J.K. Rowling has created Pottermore, a free to use Web site taking readers right into Hogwarts, as a way of thanking her fans and paying them back for their contributions to the book. Rowling announced the news in a press conference at the Victoria and Albert Museum in London on Thursday. To be launched on July 31, Harry Potter’s birthday, the site gives users access to roam in Harry's world, to uncover back stories and other additional material written by Rowling from notes of hers from the time of first writing the stories as well as those written subsequently. “Find your house by answering random questions posed by the sorting hat” and “choose your own wand from Ollivander’s" are just two of the activities. Fans can join in by submitting comments, drawings and other content; “Pottermore has been designed as a place to share the stories with your friends as you journey through the site,” Rowling said. When the site goes live, one million of those who have signed up will have the opportunity to join in shaping the final details.

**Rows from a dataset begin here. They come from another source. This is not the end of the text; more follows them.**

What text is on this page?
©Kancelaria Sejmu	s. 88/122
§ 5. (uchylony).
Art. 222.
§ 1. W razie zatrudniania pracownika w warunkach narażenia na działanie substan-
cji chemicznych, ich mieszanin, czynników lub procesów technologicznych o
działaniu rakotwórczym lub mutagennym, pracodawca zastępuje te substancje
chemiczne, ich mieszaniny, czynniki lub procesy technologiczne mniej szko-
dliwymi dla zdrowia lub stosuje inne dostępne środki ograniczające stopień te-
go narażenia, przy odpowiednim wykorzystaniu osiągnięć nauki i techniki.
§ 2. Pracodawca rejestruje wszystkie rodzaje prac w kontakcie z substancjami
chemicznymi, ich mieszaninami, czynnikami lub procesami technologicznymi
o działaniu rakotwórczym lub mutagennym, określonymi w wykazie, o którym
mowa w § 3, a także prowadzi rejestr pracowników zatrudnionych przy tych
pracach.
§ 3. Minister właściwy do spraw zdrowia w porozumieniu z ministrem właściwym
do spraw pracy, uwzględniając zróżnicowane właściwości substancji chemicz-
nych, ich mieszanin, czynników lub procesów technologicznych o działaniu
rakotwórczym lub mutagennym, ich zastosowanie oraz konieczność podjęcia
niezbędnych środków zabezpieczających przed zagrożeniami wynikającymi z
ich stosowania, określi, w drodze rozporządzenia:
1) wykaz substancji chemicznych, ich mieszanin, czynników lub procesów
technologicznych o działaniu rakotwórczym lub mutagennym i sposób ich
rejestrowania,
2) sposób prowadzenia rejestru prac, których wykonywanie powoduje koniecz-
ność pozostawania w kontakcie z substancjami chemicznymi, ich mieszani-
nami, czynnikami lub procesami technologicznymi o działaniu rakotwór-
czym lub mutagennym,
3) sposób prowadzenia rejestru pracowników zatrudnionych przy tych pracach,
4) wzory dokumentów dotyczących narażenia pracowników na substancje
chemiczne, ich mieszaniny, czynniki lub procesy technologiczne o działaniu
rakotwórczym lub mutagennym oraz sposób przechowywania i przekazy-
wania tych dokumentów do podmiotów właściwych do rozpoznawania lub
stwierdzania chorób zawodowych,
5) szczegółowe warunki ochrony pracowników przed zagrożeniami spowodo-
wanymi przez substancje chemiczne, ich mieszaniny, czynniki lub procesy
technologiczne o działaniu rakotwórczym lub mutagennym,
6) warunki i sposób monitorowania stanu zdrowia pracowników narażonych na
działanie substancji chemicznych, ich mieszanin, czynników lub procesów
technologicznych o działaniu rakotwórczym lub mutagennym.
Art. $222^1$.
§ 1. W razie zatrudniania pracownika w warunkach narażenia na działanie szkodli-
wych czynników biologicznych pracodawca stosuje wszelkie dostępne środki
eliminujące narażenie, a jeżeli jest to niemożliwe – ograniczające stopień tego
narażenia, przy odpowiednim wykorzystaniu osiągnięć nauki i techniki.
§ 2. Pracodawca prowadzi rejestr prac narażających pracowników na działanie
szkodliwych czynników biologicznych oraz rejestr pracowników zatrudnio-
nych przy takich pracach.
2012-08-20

When the whole site goes live in October it will house a shop which will be the exclusive outlet for digital audiobooks and e-books, which can be accessed on any platform. This brings to an end the long standing speculation about the digital future of the original titles. “Ebooks are here to stay,” Rowling said. “I love books but downloading ebooks is miraculous especially for travel and especially if you have kids. I feel great about taking Harry into this new media.”
The site will launch in English, French, German, and Spanish with more to follow.
Rowling’s new work is at the heart of the site. She said she is thrilled with it, and it has given her a way of making so much of the extra material available. Rowling, who will have added about 18,000 new words by the time all the books are on the site, said, “It’s a great way to give something back to the fans. I still receive a huge amount of stories, drawings and ideas and the site is a great way to continue the conversation.” Pottermore users can post directly on the site and Rowling indicated that she is likely to be on the site too, although pseudonymously.
Rowling, who said she came up with the Pottermore name herself, has been working with Sony on the project for the past two years. She described it as “a wonderful way of introducing a digital version of the stories for the digital generation making use of possibilities which were not around when I wrote the books.”
Harry Potter and the Philosopher’s Stone (Sorcerer’s Stone in the U.S.) will be the first title available; Harry Potter and the Chamber of Secrets will go live in early 2012.
Rowling's announcement to fans can be viewed here.
Although some are likely to see Rowling's decision to be her own publisher for her e-books as a significant one for the industry at large, Potter is a unique franchise. "Everything is different with Harry," one person involved with the Potter books observed.
In a statement, Sarah Odedina, publisher and international editor-in-chief of Bloomsbury Children’s Books, which originated the books, said, “Bloomsbury is delighted to be partnering with Pottermore in this exciting new chapter for the Harry Potter books. It brings the books and the digital age together in an innovative and unique way. Pottermore will enchant existing fans as well as introduce the Harry Potter books to new generations of readers of both the print and digital editions.” The Bloomsbury statement also said, “Bloomsbury will participate in the sale of eBooks from Pottermore, receiving a share of the revenues.”
Scholastic, Rowling’s U.S. publisher, released a statement saying, “Scholastic is proud to be a key partner in the Pottermore project, including connecting teachers and parents from our school and online channels directly to ebook sales via Pottermore and providing marketing and promotion support. We’re excited about the new content from J.K. Rowling to go along with the books. This will surely inspire more interest in the series and bring a whole new generation of readers to Harry Potter.” In addition, Scholastic said that it will receive a royalty on sales of the U.S. editions of the e-books.
A company spokesperson declined to discuss how the royalty was negotiated. Scholastic is Rowling's U.S. publisher for the Potter print books, but Rowling has always controlled digital rights. The spokesperson also said Scholastic is not ready to announce any plans it has for releasing print editions of the backlist books to tie-in with the launch of the e-books or if Scholastic will publish the new material.